The final stage, stage 4, is the big table meals. The stage is prefaced with information on portion sizes, appetite expectations and family meal times. This is a huge stage with some fabulous recipes. We have made the aromatic roast chicken and the roasted vegetable lasagne and thoroughly enjoyed them both.
The Additional Notes
After all of the recipes there are some pages providing extra information. This includes a table with flavour inspiration for herbs and spices that work well together. There is a table on natural remedies, and which spices are believed to help with some minor ailments, and even a section on abbreviations and conversions to help with the recipes.
I don’t even know where to start! There are recipes using chicken, lamb, beef, fish or vegetarian and it really is a great variation of textures and flavours.
It’s tough to choose a favourite. I would possibly say the keema, as Piglet loves it, but if I was choosing one for the whole family it would be the chilli con carne. We eat a lot of chilli in our house, but I was never sure how to make it in a way that Piglet could eat it too. There is a fab recipe that we are all enjoying now!
Although most recipes include what I would consider curry spices, they are not all like that. Even as someone who dislikes curry, I have found some of the recipes palatable for myself – and Piglet hasn’t refused one since I started cooking them.
If you haven’t been able to tell up to this point – I love it.

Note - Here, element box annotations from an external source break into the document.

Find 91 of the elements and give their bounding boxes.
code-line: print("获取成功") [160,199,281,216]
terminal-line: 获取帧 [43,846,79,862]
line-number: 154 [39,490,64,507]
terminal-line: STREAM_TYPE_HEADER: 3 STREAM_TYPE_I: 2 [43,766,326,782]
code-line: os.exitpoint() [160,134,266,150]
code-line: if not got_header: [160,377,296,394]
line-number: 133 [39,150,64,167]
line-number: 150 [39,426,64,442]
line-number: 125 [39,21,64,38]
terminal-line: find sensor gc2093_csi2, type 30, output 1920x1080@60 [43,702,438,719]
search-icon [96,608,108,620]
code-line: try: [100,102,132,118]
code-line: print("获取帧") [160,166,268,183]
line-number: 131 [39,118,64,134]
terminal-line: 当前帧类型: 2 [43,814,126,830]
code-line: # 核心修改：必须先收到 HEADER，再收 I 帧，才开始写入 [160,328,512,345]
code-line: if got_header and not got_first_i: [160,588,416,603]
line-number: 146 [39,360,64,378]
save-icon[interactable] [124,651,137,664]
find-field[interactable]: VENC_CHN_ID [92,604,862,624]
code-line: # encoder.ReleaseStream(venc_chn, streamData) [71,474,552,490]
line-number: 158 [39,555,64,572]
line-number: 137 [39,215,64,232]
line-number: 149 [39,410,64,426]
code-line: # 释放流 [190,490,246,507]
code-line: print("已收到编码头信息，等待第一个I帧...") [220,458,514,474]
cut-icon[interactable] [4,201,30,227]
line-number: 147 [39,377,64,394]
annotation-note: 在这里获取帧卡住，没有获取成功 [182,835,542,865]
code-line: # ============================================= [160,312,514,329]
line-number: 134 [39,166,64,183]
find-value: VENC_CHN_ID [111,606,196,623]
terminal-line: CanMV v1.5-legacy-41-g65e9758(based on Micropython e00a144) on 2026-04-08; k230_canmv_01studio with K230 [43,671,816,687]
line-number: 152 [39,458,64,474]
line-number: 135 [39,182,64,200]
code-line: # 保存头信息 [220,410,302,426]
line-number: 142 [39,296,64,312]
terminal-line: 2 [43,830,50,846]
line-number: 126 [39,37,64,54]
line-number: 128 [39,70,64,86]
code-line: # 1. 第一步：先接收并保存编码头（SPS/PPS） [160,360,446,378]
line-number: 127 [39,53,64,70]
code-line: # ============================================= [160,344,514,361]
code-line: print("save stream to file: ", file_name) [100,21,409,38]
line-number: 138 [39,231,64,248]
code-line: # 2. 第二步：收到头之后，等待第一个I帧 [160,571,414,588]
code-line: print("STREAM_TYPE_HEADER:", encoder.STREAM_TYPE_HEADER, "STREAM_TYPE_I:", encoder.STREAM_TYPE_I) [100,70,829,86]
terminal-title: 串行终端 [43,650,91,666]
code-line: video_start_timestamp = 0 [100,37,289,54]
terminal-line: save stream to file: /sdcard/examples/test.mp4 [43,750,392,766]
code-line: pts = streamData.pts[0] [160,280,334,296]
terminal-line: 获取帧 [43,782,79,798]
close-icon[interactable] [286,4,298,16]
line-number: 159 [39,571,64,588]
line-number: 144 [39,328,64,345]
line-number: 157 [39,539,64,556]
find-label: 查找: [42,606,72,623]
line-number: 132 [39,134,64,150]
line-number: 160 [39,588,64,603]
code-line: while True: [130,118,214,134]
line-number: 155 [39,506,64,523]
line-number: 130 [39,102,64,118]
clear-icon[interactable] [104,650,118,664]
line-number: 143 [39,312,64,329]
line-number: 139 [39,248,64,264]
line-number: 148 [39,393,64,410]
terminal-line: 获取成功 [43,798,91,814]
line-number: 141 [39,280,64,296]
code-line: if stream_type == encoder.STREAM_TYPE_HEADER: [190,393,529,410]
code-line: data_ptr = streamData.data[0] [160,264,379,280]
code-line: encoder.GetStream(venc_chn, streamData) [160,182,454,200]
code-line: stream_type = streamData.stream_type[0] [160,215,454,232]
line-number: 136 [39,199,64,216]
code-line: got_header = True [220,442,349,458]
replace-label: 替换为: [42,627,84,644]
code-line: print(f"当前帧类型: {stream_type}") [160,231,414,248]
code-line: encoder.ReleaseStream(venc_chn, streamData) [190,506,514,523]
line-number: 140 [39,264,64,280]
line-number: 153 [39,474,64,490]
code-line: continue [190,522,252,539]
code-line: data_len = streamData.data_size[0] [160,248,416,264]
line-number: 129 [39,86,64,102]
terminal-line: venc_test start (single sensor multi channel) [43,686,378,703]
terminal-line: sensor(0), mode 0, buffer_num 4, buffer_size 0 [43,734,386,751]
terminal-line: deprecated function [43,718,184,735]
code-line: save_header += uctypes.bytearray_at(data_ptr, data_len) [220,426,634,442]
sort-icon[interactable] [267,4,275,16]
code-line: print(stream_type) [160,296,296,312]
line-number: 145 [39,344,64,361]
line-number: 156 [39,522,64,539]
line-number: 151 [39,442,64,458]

It is quite possibly my favourite item that I have reviewed on the blog so far, and that’s quite a bold statement to make.
If you are about to start weaning – get this book. If you have already started weaning – get this book. If you want toddler meal ideas full of flavour – get this book. It is available now to buy on amazon now.
I was sent a copy of The Flavour-Led Weaning Cookbook for the purposes of carrying out a review. All words and opinions are my own.